Pero, pero, pero… balbuceó Melany sin lograr encadenar una frase en condiciones, mirando alternativamente hacia mí y hacia su bici. Yo estaba sobre mi moto. Era más que evidente que me había pillado in fraganti, con toda la intención de desaparecerme, insolidario, sin sombra de reparo en mi conciencia por el simple hecho de que yo no había sido el culpable del desaguisado. Es difícil explicar, salvo por la inercia que guía al mujeriego, por qué sentí compasión, por qué le pedí el teléfono, por qué le dije que yo la llevaría donde quisiera… difícil saber la razón porque la pinta general de Melany aquella mañana no invitaba al acercamiento ni conjuraba los más bajos instintos sexuales de un hombre. Al contrario. Su imagen estaba en las antípodas de las antípodas de las mujeres que habitualmente captaban la atención de mi radar. Había salido solo un momento para comprar su fruta y ni se había mirado al espejo, porque calzaba unas horribles zapatillas blancas de deporte y un chándal cuya parte superior no casaba con la inferior, es decir, la sudadera que la abrigaba, de un extraño color pistacho, no tenía nada que ver con el pantalón granate. Además, para que el viento no la importunara al pedalear, se había hecho una cola de caballo en el pelo tan pero tan prieta que parecía que su rostro, estirado hacia atrás, iba a agrietarse esperpéntico de un momento a otro.
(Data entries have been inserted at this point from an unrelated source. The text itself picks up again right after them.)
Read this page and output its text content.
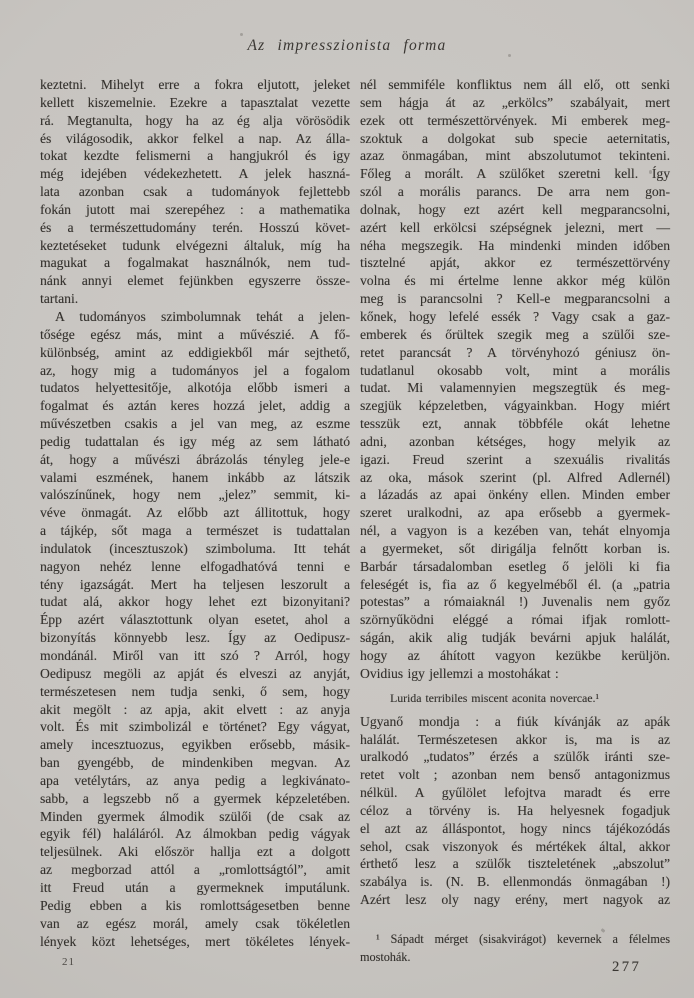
Az impresszionista forma
keztetni. Mihelyt erre a fokra eljutott, jeleket
kellett kiszemelnie. Ezekre a tapasztalat vezette
rá. Megtanulta, hogy ha az ég alja vörösödik
és világosodik, akkor felkel a nap. Az álla-
tokat kezdte felismerni a hangjukról és igy
még idejében védekezhetett. A jelek haszná-
lata azonban csak a tudományok fejlettebb
fokán jutott mai szerepéhez : a mathematika
és a természettudomány terén. Hosszú követ-
keztetéseket tudunk elvégezni általuk, míg ha
magukat a fogalmakat használnók, nem tud-
nánk annyi elemet fejünkben egyszerre össze-
tartani.
A tudományos szimbolumnak tehát a jelen-
tősége egész más, mint a művészié. A fő-
különbség, amint az eddigiekből már sejthető,
az, hogy mig a tudományos jel a fogalom
tudatos helyettesitője, alkotója előbb ismeri a
fogalmat és aztán keres hozzá jelet, addig a
művészetben csakis a jel van meg, az eszme
pedig tudattalan és igy még az sem látható
át, hogy a művészi ábrázolás tényleg jele-e
valami eszmének, hanem inkább az látszik
valószínűnek, hogy nem „jelez” semmit, ki-
véve önmagát. Az előbb azt állitottuk, hogy
a tájkép, sőt maga a természet is tudattalan
indulatok (incesztuszok) szimboluma. Itt tehát
nagyon nehéz lenne elfogadhatóvá tenni e
tény igazságát. Mert ha teljesen leszorult a
tudat alá, akkor hogy lehet ezt bizonyitani?
Épp azért választottunk olyan esetet, ahol a
bizonyítás könnyebb lesz. Így az Oedipusz-
mondánál. Miről van itt szó ? Arról, hogy
Oedipusz megöli az apját és elveszi az anyját,
természetesen nem tudja senki, ő sem, hogy
akit megölt : az apja, akit elvett : az anyja
volt. És mit szimbolizál e történet? Egy vágyat,
amely incesztuozus, egyikben erősebb, másik-
ban gyengébb, de mindenkiben megvan. Az
apa vetélytárs, az anya pedig a legkivánato-
sabb, a legszebb nő a gyermek képzeletében.
Minden gyermek álmodik szülői (de csak az
egyik fél) haláláról. Az álmokban pedig vágyak
teljesülnek. Aki először hallja ezt a dolgott
az megborzad attól a „romlottságtól”, amit
itt Freud után a gyermeknek imputálunk.
Pedig ebben a kis romlottságesetben benne
van az egész morál, amely csak tökéletlen
lények közt lehetséges, mert tökéletes lények-
nél semmiféle konfliktus nem áll elő, ott senki
sem hágja át az „erkölcs” szabályait, mert
ezek ott természettörvények. Mi emberek meg-
szoktuk a dolgokat sub specie aeternitatis,
azaz önmagában, mint abszolutumot tekinteni.
Főleg a morált. A szülőket szeretni kell. Így
szól a morális parancs. De arra nem gon-
dolnak, hogy ezt azért kell megparancsolni,
azért kell erkölcsi szépségnek jelezni, mert —
néha megszegik. Ha mindenki minden időben
tisztelné apját, akkor ez természettörvény
volna és mi értelme lenne akkor még külön
meg is parancsolni ? Kell-e megparancsolni a
kőnek, hogy lefelé essék ? Vagy csak a gaz-
emberek és őrültek szegik meg a szülői sze-
retet parancsát ? A törvényhozó géniusz ön-
tudatlanul okosabb volt, mint a morális
tudat. Mi valamennyien megszegtük és meg-
szegjük képzeletben, vágyainkban. Hogy miért
tesszük ezt, annak többféle okát lehetne
adni, azonban kétséges, hogy melyik az
igazi. Freud szerint a szexuális rivalitás
az oka, mások szerint (pl. Alfred Adlernél)
a lázadás az apai önkény ellen. Minden ember
szeret uralkodni, az apa erősebb a gyermek-
nél, a vagyon is a kezében van, tehát elnyomja
a gyermeket, sőt dirigálja felnőtt korban is.
Barbár társadalomban esetleg ő jelöli ki fia
feleségét is, fia az ő kegyelméből él. (a „patria
potestas” a rómaiaknál !) Juvenalis nem győz
szörnyűködni eléggé a római ifjak romlott-
ságán, akik alig tudják bevárni apjuk halálát,
hogy az áhított vagyon kezükbe kerüljön.
Ovidius igy jellemzi a mostohákat :
Lurida terribiles miscent aconita novercae.¹
Ugyanő mondja : a fiúk kívánják az apák
halálát. Természetesen akkor is, ma is az
uralkodó „tudatos” érzés a szülők iránti sze-
retet volt ; azonban nem benső antagonizmus
nélkül. A gyűlölet lefojtva maradt és erre
céloz a törvény is. Ha helyesnek fogadjuk
el azt az álláspontot, hogy nincs tájékozódás
sehol, csak viszonyok és mértékek által, akkor
érthető lesz a szülők tiszteletének „abszolut”
szabálya is. (N. B. ellenmondás önmagában !)
Azért lesz oly nagy erény, mert nagyok az
¹ Sápadt mérget (sisakvirágot) kevernek a félelmes
mostohák.
21	277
Oye, no te preocupes, lo comunicaré a mi seguro y ya verás que o bien te arreglan la bici o bien te compran una nueva, dije, de pronto, casi sorprendido por mis propias palabras. No me explicaba tanto convencimiento. Te daré mi número de teléfono, o, mejor, dame el tuyo, por favor, y te haré una llamada perdida ahora mismo, para que compruebes que es cierto, y el lunes sin falta daré parte a mi seguro, es más, iré personalmente a la compañía, dije. De veras, no te preocupes. Lo siento. Encontraré una solución. Y debí ser convincente, suficientemente convincente, porque en un tris nos habíamos puesto de acuerdo y habíamos levantado la bicicleta y habíamos comprobado que el candado aún la mantenía aferrada al bolardo del estacionamiento y allí la dejamos porque ella me agradeció mucho que me ofreciera a llevarla en mi moto porque Melany, no voy a dejar que vayas caminando con esa bolsa y a mí no me cuesta nada, de veras, no tengo prisa y además por lo que me has dicho es muy cerca. De verdad, te llevo yo. Y arranqué la moto, 125 caballos vibrando alegres y retumbones y Melany se acomodó y pensé que era una lástima tener que interponer entre los dos aquella vulgar bolsa con viandas porque de lo contrario habría podido sentir más y mejor sus pechos en mi espalda cada vez que frenaba, de semáforo en semáforo, de coche en coche. Ni siquiera fui rápido, esquivando el tráfico, sino más bien dando un paseo, no fuera a asustarse, preguntándole si las direcciones que escogía eran correctas y si estaba cómoda.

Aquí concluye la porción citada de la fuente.